CHAPITRE VII. — Les polémiques de M. Fustel de Coulanges.

 

 

En publiant ces volumes, M. Fustel de Coulanges se rendait bien compte qu’il soulèverait d’ardentes polémiques. Il le déclare en toute franchise dans une de ces notes où il fixait au jour le jour, et pour lui seul, ses impressions. Je m’attendais à de vives attaques, ou plutôt, car c’était moi qui attaquais les systèmes en vogue, je m’attendais à de vives répliques.

S’il faut tout dire, je n’aurais été nullement surpris d’être vaincu dans la bataille, et j’avais de grandes inquiétudes sur l’issue du conflit. Je ne dissimulais même pas mes craintes, et je disais dans ma préface que les recherches les plus laborieuses ne garantissent pas toujours de l’erreur. Aussi appelais-je les objections, et je crois qu’aucun de ceux qui me connaissent ne doutait qu’en parlant ainsi je ne fusse tout à fait sincère. Comme je m’écartais des opinions courantes, je redoutais d’être dans le faux ; comme je voyais les faits autrement que beau coup d’érudits, je pensais que peut-être je les voyais niai. J’espérais donc que ceux dont je combattais les théories les défendraient. Une réfutation en règle ne m’aurait pas étonné. Elle ne m’aurait même affligé que dans une certaine mesure. Quand on a consacré sa vie et son âme à l’étude d’une science, les petites piqûres de l’amour-propre d’auteur sont bien peu de chose à côté de l’intime jouissance que j’aurais éprouvée à ce qu’on me montrât la vérité. Cette réfutation n’est pas venue.

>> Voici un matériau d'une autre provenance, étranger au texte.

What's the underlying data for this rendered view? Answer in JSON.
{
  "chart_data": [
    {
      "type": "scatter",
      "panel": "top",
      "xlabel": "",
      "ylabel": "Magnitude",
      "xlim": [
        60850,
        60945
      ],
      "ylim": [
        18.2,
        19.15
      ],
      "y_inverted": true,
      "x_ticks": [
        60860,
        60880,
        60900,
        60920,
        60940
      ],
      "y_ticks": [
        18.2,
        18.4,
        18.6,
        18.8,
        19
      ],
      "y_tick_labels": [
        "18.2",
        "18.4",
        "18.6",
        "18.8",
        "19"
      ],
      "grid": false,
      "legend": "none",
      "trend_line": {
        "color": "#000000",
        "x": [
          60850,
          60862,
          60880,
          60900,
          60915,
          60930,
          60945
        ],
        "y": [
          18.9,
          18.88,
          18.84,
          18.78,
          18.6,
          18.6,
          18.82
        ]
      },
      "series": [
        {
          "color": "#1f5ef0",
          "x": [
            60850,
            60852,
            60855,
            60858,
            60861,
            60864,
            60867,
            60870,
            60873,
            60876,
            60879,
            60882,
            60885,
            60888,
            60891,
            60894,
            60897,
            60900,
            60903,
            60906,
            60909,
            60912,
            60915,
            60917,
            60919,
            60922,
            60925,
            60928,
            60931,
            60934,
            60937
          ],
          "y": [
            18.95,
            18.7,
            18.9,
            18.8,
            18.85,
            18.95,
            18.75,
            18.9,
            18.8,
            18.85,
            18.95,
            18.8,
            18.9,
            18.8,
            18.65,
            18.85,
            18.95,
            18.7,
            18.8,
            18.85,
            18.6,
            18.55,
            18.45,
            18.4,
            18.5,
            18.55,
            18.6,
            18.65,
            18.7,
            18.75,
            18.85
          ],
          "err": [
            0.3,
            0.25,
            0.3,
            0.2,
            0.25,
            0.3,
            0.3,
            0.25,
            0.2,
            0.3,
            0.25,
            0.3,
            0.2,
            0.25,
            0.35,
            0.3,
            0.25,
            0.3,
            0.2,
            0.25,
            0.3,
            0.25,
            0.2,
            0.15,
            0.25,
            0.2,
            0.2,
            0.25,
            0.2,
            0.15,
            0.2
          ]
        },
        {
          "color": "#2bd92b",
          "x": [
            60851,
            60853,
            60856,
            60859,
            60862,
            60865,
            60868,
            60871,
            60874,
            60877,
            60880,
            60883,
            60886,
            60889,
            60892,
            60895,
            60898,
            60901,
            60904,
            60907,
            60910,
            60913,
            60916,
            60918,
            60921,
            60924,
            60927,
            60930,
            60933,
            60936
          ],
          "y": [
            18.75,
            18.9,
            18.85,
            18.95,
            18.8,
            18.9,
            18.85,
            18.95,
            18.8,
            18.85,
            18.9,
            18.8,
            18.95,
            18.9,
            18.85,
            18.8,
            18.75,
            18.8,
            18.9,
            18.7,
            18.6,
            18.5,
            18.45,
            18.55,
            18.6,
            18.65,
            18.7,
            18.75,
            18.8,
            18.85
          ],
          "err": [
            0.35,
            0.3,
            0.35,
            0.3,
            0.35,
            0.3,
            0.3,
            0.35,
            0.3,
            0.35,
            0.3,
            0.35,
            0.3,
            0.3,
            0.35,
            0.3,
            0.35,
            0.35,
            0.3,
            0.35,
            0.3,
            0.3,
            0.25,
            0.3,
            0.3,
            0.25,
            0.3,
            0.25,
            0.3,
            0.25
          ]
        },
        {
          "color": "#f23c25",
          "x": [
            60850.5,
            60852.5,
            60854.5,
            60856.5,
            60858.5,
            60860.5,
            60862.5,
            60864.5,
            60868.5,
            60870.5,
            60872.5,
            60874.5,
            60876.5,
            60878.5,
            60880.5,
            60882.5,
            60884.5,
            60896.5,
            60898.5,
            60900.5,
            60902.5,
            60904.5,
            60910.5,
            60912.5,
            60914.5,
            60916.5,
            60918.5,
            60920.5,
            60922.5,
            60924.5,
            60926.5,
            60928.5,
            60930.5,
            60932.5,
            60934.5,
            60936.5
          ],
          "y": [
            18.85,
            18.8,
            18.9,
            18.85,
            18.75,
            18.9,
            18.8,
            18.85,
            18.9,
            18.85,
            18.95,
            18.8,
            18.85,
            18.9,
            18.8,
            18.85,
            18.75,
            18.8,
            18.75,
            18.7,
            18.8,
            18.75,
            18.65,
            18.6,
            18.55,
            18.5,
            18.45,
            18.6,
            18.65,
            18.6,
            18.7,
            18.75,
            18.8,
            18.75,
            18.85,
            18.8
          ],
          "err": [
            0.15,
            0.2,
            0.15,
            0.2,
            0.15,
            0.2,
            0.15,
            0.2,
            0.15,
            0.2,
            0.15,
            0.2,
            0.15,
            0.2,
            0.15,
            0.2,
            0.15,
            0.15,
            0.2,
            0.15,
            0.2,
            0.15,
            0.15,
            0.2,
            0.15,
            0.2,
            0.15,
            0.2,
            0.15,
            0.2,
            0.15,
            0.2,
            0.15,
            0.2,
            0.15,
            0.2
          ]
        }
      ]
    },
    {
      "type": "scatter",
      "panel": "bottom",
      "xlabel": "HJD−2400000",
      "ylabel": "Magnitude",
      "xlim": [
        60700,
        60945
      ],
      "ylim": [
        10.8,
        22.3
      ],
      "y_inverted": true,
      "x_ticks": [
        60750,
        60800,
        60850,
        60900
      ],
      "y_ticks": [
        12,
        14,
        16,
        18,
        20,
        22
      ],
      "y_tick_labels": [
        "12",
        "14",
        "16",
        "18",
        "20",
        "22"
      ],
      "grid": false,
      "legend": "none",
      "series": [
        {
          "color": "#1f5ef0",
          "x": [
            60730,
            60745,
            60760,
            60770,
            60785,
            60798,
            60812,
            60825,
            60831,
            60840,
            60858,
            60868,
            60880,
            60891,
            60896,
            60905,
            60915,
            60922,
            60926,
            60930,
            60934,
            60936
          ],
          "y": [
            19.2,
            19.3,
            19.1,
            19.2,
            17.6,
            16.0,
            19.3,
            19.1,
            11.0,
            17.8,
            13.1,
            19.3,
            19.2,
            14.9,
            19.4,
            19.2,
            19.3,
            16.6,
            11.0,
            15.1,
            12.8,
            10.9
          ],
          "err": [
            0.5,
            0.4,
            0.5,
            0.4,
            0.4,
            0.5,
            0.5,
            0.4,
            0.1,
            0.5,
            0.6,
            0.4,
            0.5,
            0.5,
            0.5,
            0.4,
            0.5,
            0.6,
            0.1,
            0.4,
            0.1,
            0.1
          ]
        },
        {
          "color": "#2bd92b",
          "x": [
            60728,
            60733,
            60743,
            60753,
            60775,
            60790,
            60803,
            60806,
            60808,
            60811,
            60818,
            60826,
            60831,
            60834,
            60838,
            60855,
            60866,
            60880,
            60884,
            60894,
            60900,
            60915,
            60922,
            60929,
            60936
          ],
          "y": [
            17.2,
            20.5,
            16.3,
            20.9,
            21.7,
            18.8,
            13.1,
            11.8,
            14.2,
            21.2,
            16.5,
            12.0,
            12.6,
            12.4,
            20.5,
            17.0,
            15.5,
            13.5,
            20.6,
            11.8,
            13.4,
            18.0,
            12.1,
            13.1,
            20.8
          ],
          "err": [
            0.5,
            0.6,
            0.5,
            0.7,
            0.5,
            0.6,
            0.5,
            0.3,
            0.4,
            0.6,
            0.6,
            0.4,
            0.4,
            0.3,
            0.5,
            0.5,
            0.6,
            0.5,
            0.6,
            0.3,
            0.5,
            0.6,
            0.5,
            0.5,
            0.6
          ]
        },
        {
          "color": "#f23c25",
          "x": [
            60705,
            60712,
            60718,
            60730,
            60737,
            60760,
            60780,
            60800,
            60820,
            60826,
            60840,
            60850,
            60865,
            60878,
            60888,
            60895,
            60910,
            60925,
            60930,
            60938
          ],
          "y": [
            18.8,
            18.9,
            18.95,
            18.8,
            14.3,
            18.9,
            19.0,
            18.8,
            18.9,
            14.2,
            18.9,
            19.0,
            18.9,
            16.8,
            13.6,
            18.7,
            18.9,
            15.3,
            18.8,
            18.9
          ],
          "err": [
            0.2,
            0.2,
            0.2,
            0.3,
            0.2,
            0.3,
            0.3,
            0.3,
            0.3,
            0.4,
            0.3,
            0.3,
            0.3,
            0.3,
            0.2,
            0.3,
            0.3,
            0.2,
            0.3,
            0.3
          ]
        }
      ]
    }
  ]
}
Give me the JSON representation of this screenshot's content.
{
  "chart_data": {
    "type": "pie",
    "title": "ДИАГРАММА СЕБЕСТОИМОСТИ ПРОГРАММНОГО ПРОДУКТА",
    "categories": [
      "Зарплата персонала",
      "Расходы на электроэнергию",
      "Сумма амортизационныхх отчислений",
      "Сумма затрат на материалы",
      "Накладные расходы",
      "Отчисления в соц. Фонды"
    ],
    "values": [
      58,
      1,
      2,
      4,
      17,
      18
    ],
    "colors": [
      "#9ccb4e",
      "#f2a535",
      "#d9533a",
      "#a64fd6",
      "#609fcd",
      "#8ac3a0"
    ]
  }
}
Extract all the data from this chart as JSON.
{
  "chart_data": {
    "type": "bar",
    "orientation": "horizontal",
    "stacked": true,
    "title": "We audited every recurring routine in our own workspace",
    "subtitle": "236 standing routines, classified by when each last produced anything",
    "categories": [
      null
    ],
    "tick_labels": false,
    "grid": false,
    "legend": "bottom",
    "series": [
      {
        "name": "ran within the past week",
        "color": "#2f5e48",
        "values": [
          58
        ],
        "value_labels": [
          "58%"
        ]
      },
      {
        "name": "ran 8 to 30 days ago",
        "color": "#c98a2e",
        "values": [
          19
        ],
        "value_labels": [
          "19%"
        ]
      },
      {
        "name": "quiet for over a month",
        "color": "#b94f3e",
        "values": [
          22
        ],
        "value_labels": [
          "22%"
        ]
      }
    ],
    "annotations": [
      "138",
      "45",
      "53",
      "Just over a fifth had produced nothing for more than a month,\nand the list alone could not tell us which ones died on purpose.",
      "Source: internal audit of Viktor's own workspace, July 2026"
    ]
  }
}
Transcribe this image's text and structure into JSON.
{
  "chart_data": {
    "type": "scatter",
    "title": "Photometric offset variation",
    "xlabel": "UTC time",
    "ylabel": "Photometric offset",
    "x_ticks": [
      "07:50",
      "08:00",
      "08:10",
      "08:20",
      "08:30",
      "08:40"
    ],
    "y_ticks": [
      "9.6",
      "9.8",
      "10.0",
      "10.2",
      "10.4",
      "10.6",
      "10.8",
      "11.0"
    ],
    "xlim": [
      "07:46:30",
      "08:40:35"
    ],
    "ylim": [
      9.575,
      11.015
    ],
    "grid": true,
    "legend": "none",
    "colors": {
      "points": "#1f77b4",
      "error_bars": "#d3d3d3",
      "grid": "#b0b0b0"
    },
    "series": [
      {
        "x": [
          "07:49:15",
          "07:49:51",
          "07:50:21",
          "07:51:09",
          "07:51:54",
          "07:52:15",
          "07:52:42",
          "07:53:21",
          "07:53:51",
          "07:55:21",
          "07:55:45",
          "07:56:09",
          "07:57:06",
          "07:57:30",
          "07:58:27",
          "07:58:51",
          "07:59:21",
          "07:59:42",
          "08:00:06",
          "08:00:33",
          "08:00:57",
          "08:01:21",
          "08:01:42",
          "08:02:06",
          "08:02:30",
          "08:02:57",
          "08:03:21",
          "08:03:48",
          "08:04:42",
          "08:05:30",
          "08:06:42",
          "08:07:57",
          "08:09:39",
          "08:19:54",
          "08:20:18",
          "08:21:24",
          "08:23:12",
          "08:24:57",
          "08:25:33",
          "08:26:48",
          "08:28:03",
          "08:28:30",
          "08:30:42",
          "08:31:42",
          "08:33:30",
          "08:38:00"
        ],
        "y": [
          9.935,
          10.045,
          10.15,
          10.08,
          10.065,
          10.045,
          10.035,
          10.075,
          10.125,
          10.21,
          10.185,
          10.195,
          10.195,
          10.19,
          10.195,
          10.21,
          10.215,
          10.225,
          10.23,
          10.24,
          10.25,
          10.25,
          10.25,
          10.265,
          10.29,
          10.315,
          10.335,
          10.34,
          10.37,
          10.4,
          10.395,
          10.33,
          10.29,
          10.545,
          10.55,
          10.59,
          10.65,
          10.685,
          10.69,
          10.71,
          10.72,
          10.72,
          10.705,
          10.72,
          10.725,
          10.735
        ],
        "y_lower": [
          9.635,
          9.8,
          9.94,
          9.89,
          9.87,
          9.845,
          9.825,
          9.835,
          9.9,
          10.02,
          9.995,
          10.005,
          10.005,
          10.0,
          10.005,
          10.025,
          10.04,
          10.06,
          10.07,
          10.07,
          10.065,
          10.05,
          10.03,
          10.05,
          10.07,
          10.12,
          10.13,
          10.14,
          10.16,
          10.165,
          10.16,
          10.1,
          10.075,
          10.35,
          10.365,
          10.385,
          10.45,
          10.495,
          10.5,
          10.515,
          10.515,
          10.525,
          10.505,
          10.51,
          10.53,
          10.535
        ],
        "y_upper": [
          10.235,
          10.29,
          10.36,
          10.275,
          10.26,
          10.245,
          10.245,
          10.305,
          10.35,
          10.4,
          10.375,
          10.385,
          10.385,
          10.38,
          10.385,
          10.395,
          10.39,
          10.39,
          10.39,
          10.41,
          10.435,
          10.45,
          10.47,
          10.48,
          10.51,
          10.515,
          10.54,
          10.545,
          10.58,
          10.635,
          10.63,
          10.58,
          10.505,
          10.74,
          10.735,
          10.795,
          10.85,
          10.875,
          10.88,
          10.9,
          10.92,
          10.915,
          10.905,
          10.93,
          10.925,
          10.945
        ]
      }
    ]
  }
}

Ce n’est point là un cri de triomphe qu’il pousse ; c’est plutôt un regret qu’il exprime. Il avait dés devoirs de la critique une idée très élevée, et il craignait qu’elle ne s’en acquittât pas toujours avec assez de scrupules. Ceux qui s’attribuent le choix d’apprécier les travaux d’autrui sont pour la plupart des hommes qui ne savent rien du sujet ou qui s’imaginent le connaître parce qu’ils ont consulté quelque ouvrage de seconde main. Il est si commode de se traîner à la remorque d’un érudit en renom et de lui emprunter ses solutions, que beaucoup érigent ce procédé en système. Chercher par soi-même est une tâche pénible, tandis qu’il est aisé de feuilleter les écrits de Waitz ou de Mommsen, et, lorsqu’à leur contact on s’est frotté d’un léger vernis de science frelatée, on se croit autorisé à citer devant son tribunal et à condamner sans appel quiconque s’écarte des opinions communes. Si par hasard le critique est un spécialiste qui ait étudié personnellement la question, il tombe volontiers dans un autre travers. Quand il juge un livre, soyez sûr qu’il songe à lui-même bien plus qu’au livre. Il fait une comparaison perpétuelle entre chaque page qu’il lit et l’idée qu’il a dans l’esprit. Si la page contredit son idée, naturellement il donne raison à son idée, et il lui paraît évident que c’est l’auteur du livre qui s’est trompé. Il semble n’avoir qu’une préoccupation, c’est de montrer que, si savant que puisse être l’auteur, il est, lui critique, plus savant que lui ; il serait perdu d’honneur, s’il ne le démontrait pas[1].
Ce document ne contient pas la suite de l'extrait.